The directors' lawyer, Tim Spear, told the Herald his clients refuted the allegations and say LDC was solvent when it went into receivership.

Rennie also submitted it was believed Perpetual had "failed to act as a competent trustee" and that it "agreed to or acquiesced in actions which enabled trading to continue when LDC was insolvent".

Perpetual said it strenuously denied the allegations.

The actions or inaction of Sherwin Chan & Walshe allegedly "enabled the issuing of a misleading prospectus" and it failed to identify which borrowers from LDC were "the primary cause of its insolvent position", Rennie alleged.

"Mr Rennie therefore says that the evidence for the plaintiffs will show that from its incorporation, LDC was not an entity to which any informed or prudent investor would have entrusted investments. Its financial statements were a fiction, reporting as assets loans which were not recoverable when due or, in some major instances, at all," Associate Judge Matthews said.

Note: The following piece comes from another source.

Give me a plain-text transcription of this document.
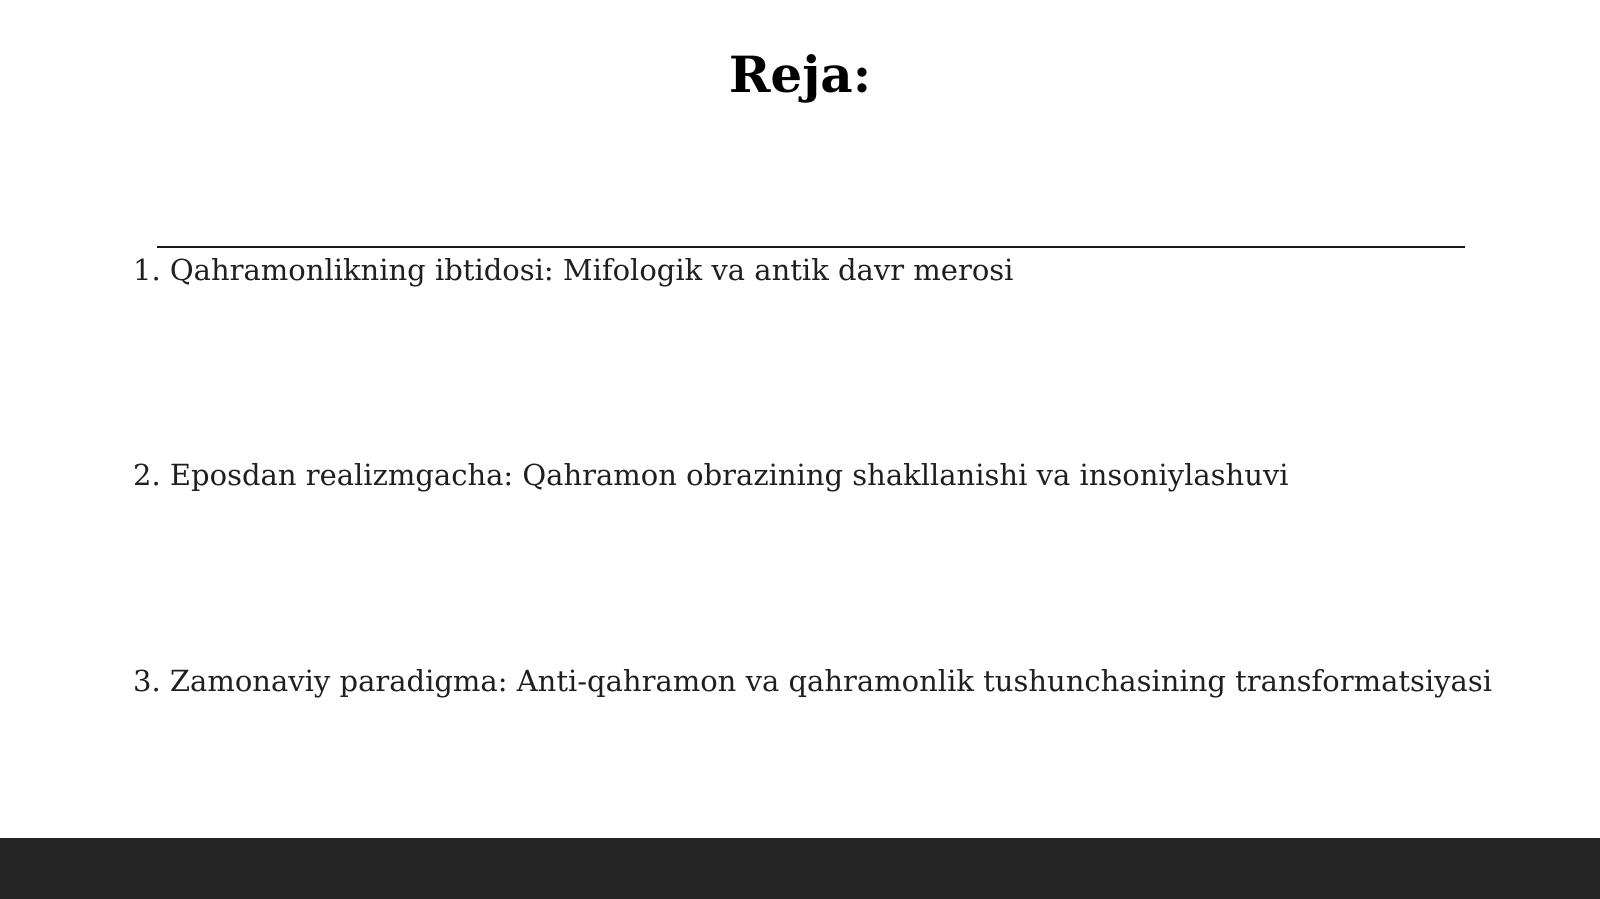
Reja:
1. Qahramonlikning ibtidosi: Mifologik va antik davr merosi
2. Eposdan realizmgacha: Qahramon obrazining shakllanishi va insoniylashuvi
3. Zamonaviy paradigma: Anti-qahramon va qahramonlik tushunchasining transformatsiyasi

The dispute before the judge concerned whether the trial should be split in two such as in the Feltex class action, as pushed for by the defendants. The investors, however, wanted the bulk of the issues in the case considered at the same time.

Associate Judge Matthews was of the view the plaintiffs were "entitled to run the case the way they wish" unless there was a "manifest disadvantage" to the defendants. He did not believe there was any and directed that the bulk of the claims in the case be argued during one trial.

The defendants have since applied for another judge to review the decision.